Well..... siapa yang pernah punya pengalaman patah hati alias diputusin pacar? Yang pernah merasakannya mungkin akan merasa lagu ini mewakili isi hatinya. Mungkin ada yang nggak percaya kalau hal itu terjadi, meskipun putus itu cuma dalam mimpi ("Even if it was a dream, I don’t want to believe those words"). Atau mungkin saking shock-nya karena nggak nyangka bakal diputusin, sampai kehilangan kata-kata. Yang bergerak cuma air mata yang membasahi bibir, membekukan suara kita sampai di tenggorokan ("My tears flow blocking my lips, freezing my words"). Ada juga yang merasa nggak sanggup. "Bagaimana aku bisa hidup tanpamu?" atau "Nggak bisakah kita balik kayak dulu?" Itu kata-kata klise yang sering terucap. Ada yang menyesali "kenapa hari itu aku mau diajak ketemuan kalau ternyata hanya untuk diputusin?" Dan ada juga tipe yang ingin menghentikan waktu (seandainya mereka punya kemampuan untuk itu) atau kembali ke masa lalu, ke masa-masa saat perasaan sayang yang mereka rasakan sedang indah-indahnya, masa-masa saat mereka baru pertama bertemu, baru pertama menjalin kasih... ("If we could only go back in time to the day when we first met...").

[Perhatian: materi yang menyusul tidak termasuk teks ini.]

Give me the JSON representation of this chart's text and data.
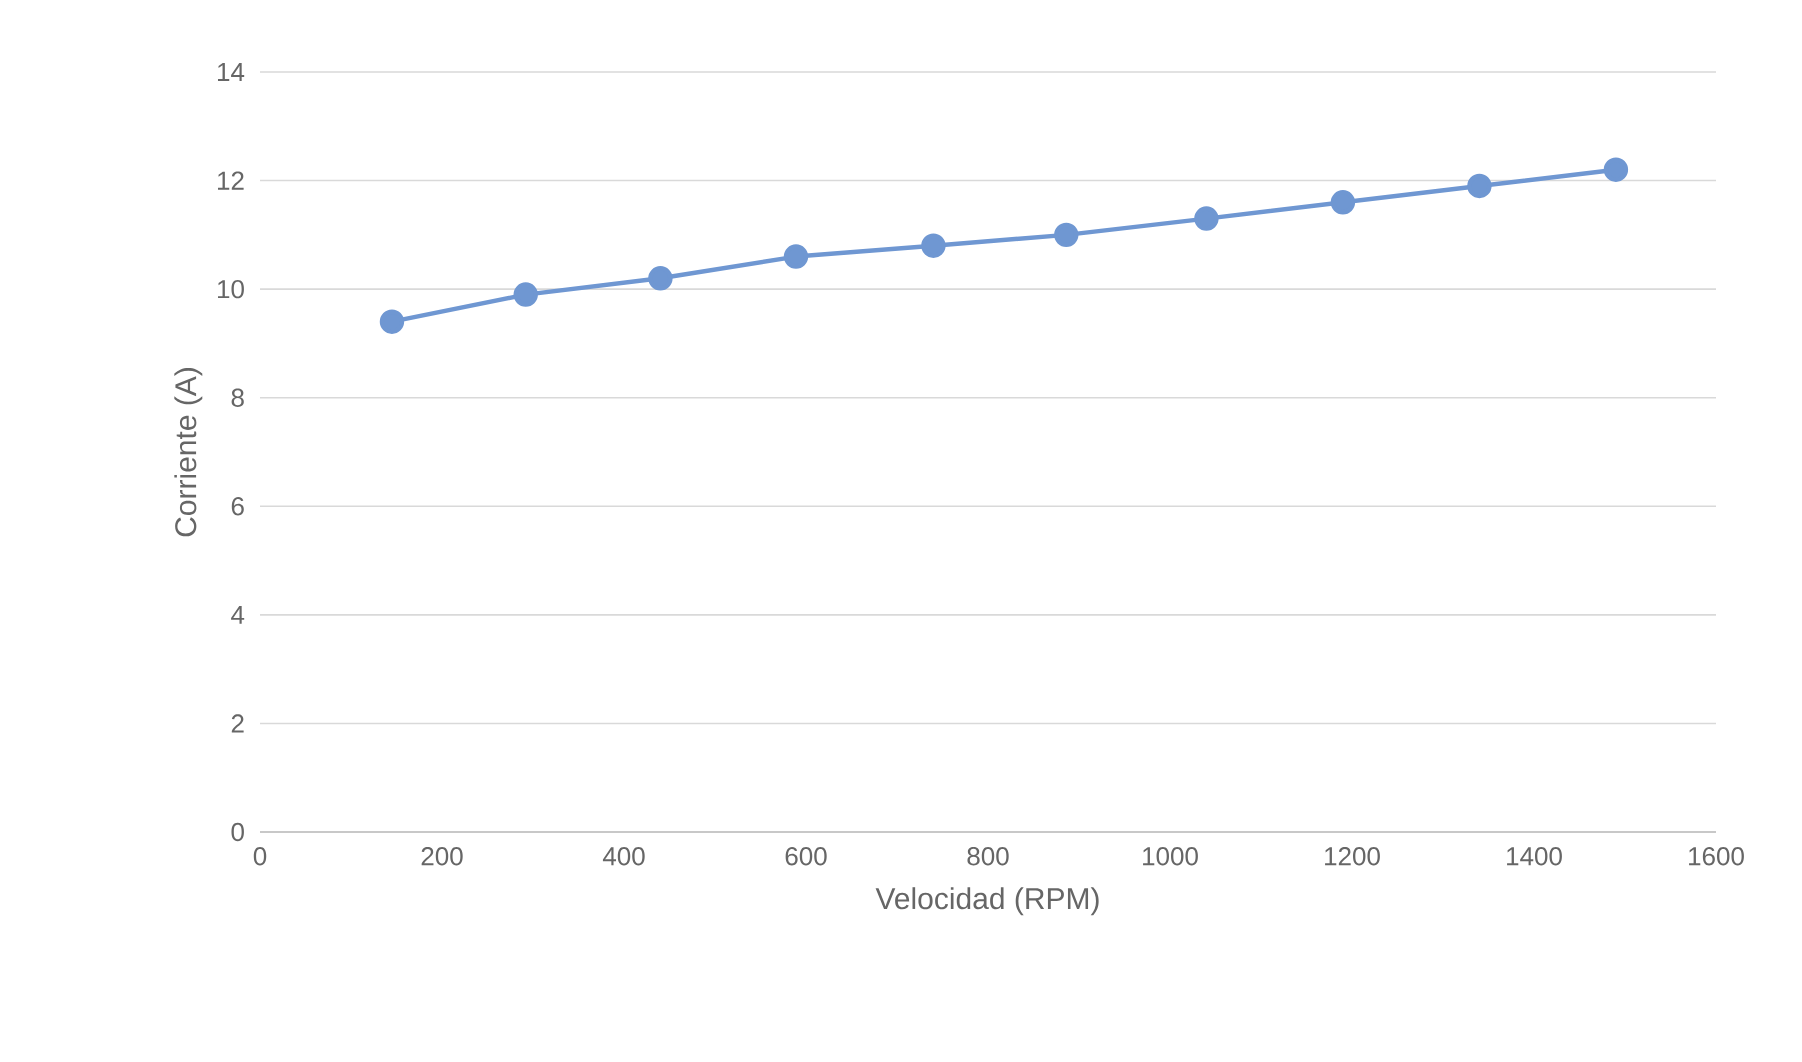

     Tidak ada yang salah dengan semua itu. Wajar saja orang yang patah hati menyesal, berpikir ini itu, berandai-andai jika kata-kata putus itu tidak pernah terucap dan hubungan mereka dengan sang kekasih baik-baik saja, mesra seperti biasa. Tetapi, bangunlah, kawan! Maybe our heart was broken, but life must go on!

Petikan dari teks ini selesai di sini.